E-atık denizinde boğulmaya 5 kala

Sürekli daha yeni, daha iyi, daha estetik, daha moda olan elektronik aleti almak yerine elinizdeki ürünü kullanmaya devam etmelisiniz. Gerçekten de ürünü artık elinizden çıkarmak istediğinizde, eğer hâlâ işlevini yerine getirir durumdaysa bunu atık olarak değil ikincil kullanıma uygun bir araç olarak düşünmelisiniz.

Google Haberlere Abone ol

Modern hayatı elektrikli ve elektronik araçlar olmadan düşünmek artık imkansız. Klima, buzdolabı, telefon, bilgisayar, aydınlatıcı, bazı oyuncaklar, kamera, şarjlı diş fırçası… Çalıştırmak için direkt bir güç kaynağına bağlamak veya pilini şarj etmek gereken tüm araç ve eşyalara elektrikli ve elektronik araç (yazının geri kalanında EEE olarak geçecek) deniyor.

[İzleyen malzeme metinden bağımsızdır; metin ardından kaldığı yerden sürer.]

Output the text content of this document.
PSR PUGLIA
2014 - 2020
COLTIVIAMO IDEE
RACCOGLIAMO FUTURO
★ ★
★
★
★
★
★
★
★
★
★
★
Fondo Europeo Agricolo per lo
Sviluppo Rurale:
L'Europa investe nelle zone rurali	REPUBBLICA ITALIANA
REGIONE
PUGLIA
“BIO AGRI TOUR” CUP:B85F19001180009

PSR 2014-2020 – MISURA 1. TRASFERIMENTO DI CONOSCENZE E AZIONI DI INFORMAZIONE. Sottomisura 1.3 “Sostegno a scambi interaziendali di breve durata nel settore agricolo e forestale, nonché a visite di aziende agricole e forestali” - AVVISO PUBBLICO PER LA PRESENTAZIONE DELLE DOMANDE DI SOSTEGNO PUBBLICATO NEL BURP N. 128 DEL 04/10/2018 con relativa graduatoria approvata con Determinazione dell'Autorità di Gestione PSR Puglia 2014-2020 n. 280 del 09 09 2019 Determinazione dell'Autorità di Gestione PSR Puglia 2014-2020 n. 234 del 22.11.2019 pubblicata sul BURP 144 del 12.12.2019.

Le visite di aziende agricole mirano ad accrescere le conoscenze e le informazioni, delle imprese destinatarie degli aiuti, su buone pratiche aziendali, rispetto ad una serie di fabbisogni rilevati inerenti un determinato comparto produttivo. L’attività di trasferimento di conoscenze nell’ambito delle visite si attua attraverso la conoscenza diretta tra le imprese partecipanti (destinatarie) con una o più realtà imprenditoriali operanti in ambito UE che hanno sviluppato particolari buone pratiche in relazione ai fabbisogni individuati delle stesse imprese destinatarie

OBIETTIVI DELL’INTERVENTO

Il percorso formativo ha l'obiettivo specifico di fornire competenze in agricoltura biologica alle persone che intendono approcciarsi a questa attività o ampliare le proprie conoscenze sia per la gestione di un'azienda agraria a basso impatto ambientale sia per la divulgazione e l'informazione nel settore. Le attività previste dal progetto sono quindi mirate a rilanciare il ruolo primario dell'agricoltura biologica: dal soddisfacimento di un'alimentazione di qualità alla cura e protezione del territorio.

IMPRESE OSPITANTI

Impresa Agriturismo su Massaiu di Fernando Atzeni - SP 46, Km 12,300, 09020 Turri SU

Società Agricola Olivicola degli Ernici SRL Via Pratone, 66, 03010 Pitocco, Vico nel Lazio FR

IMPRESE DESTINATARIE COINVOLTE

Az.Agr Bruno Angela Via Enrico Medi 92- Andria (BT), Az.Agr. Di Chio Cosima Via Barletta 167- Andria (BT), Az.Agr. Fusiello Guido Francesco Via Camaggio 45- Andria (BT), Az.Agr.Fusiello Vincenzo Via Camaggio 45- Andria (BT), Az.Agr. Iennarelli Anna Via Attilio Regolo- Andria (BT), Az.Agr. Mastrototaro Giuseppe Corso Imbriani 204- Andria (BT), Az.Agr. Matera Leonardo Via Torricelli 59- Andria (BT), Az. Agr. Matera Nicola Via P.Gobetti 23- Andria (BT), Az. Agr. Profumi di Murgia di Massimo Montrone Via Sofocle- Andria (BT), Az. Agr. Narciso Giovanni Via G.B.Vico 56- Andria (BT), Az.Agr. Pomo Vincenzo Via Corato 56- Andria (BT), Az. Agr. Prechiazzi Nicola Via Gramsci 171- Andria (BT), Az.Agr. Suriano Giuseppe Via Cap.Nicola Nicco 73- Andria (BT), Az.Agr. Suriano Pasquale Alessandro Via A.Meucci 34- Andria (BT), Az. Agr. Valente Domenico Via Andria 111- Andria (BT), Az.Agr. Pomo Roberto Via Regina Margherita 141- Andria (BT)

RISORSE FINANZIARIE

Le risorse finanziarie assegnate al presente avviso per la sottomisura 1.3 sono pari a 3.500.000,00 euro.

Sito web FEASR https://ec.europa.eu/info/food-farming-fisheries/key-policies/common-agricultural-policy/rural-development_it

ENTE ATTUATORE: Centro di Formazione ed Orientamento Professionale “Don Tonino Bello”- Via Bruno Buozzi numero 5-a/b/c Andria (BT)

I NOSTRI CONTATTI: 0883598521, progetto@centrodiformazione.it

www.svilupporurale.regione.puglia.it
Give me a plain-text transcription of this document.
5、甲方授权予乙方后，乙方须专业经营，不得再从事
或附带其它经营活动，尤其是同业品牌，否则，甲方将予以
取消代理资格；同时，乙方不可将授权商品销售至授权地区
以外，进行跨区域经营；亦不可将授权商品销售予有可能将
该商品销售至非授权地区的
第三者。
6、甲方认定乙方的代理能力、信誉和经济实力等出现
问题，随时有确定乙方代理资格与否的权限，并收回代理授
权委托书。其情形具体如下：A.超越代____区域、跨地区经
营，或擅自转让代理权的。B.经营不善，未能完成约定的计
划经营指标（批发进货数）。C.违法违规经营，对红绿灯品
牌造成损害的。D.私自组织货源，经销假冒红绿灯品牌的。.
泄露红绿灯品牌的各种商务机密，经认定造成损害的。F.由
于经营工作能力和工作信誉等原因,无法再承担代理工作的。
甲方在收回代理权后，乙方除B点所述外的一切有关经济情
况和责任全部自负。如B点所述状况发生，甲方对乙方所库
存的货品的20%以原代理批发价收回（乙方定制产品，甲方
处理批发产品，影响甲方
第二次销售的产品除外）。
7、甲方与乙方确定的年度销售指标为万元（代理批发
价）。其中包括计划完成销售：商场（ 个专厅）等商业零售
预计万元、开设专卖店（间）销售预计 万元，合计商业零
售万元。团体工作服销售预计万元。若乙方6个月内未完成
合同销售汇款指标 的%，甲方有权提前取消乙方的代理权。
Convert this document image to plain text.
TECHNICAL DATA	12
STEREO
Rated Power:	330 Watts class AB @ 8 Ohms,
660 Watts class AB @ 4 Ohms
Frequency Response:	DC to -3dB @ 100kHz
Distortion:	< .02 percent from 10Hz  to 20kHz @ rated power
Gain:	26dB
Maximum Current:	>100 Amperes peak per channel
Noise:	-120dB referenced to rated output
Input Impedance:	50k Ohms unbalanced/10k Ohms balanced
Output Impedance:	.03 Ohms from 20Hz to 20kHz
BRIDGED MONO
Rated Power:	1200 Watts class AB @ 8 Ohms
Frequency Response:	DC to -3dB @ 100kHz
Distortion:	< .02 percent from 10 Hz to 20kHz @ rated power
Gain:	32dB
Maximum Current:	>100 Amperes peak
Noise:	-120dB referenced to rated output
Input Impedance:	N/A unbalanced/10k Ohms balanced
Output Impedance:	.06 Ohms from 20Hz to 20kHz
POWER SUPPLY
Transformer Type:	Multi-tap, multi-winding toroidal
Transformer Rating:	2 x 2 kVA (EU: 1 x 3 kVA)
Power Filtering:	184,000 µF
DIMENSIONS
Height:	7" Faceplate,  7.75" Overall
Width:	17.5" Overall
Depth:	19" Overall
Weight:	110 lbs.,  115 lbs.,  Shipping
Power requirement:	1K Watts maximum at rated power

En basit haliyle anlatmak gerekirse plastik türevleri ve çeşitli madenlerin bir araya gelmesiyle oluşan EEE’ler çevre kirliliği, insan sağlığı ve ekonomi açısından farklı riskler barındırıyor. Uluslararası Telekomünikasyon Birliği’nin son Küresel E-Atık İzleme Raporu’na göre 2019’da, dünya çapında 53,6 milyon ton (yazının geri kalanında Mt olarak geçecek) e-atık üretildi. Kayıtlara göre bu atıkların sadece yüzde 17,4’ü uygun şekilde toplandı ve geri dönüşüme tabi tutuldu. Yani sadece 2019’dan arta kalan on milyonlarca ton e-atıkla baş başa kaldık. Üstelik 2014’te 44,4 milyon ton e-atık üretilmişken bu sayının 2030’da 74,7 milyon tona çıkması bekleniyor: 16 yılda e-atık sayısı ikiye katlanacak.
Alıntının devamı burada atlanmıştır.